Caleb Hickman, biólogo e membro do povo Cherokee compartilhou um pouco da história do seu povo, da cultura, dos esforços que fazem até hoje para manter o território íntegro, recuperação e pesquisas sobre espécies importantes para o povo Cherokee. “Nós fazemos muitas pesquisas, para garantir que os recursos, animais e plantas estejam lá no futuro. 

Trabalhamos com o conhecimento tradicional, apoiamos as atividades culturais, mas pensamos no futuro. Tudo que fazemos é para garantir que esses recursos estejam lá no futuro, para o povo Cherokee.”

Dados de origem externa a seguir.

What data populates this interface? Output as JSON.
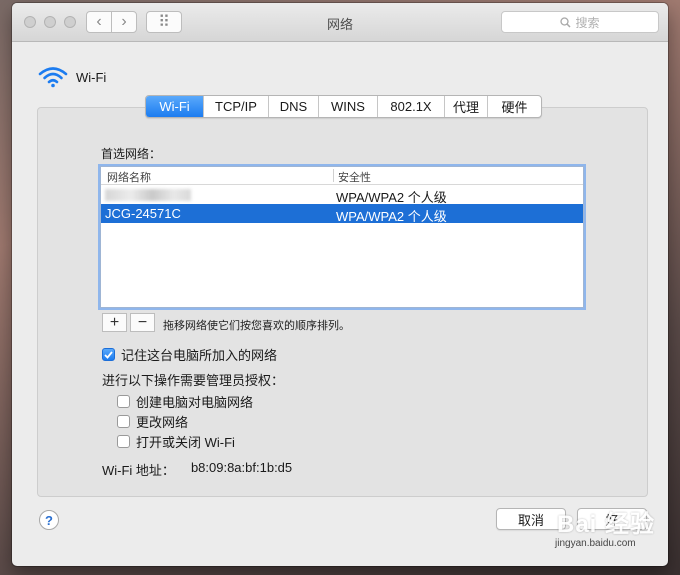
{
  "window": {
    "title": "网络"
  },
  "toolbar": {
    "back_glyph": "‹",
    "forward_glyph": "›",
    "grid_glyph": "⠿",
    "search_placeholder": "搜索"
  },
  "header": {
    "label": "Wi-Fi",
    "icon": "wifi-icon"
  },
  "tabs": [
    {
      "label": "Wi-Fi",
      "active": true
    },
    {
      "label": "TCP/IP",
      "active": false
    },
    {
      "label": "DNS",
      "active": false
    },
    {
      "label": "WINS",
      "active": false
    },
    {
      "label": "802.1X",
      "active": false
    },
    {
      "label": "代理",
      "active": false
    },
    {
      "label": "硬件",
      "active": false
    }
  ],
  "preferred": {
    "title": "首选网络：",
    "columns": [
      "网络名称",
      "安全性"
    ],
    "rows": [
      {
        "name": "",
        "security": "WPA/WPA2 个人级",
        "selected": false,
        "obscured": true
      },
      {
        "name": "JCG-24571C",
        "security": "WPA/WPA2 个人级",
        "selected": true,
        "obscured": false
      }
    ],
    "add_label": "+",
    "remove_label": "−",
    "hint": "拖移网络使它们按您喜欢的顺序排列。"
  },
  "remember": {
    "label": "记住这台电脑所加入的网络",
    "checked": true
  },
  "admin": {
    "title": "进行以下操作需要管理员授权：",
    "options": [
      {
        "label": "创建电脑对电脑网络",
        "checked": false
      },
      {
        "label": "更改网络",
        "checked": false
      },
      {
        "label": "打开或关闭 Wi-Fi",
        "checked": false
      }
    ]
  },
  "address": {
    "label": "Wi-Fi 地址：",
    "value": "b8:09:8a:bf:1b:d5"
  },
  "footer": {
    "help": "?",
    "cancel": "取消",
    "ok": "好"
  },
  "watermark": {
    "brand": "Bai 经验",
    "url": "jingyan.baidu.com"
  },
  "colors": {
    "accent": "#1c7cf0",
    "selection": "#1d6fd6"
  }
}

Do povo de Laguna, Robert Romero, compartilhou sobre o trabalho na Sociedade Nativo Americana da Pesca e Vida Silvestre e sobre a realidade do povo de Laguna. Ele destacou que as dificuldades são similares entre o que acontece no Brasil e nos Estados Unidos. 

“Estamos trocando muitas experiências e conhecimento sobre os mesmos problemas que enfrentamos nos Estados Unidos, e os indígenas enfrentam aqui no Brasil. Tiveram muitas apresentações que me deixaram de coração partido e muito impactado, não só eu, mas os outros representantes dos indígenas que estão aqui. Enfrentamos as mesmas dificuldades, sentimos as mesmas perdas”, declarou Romero.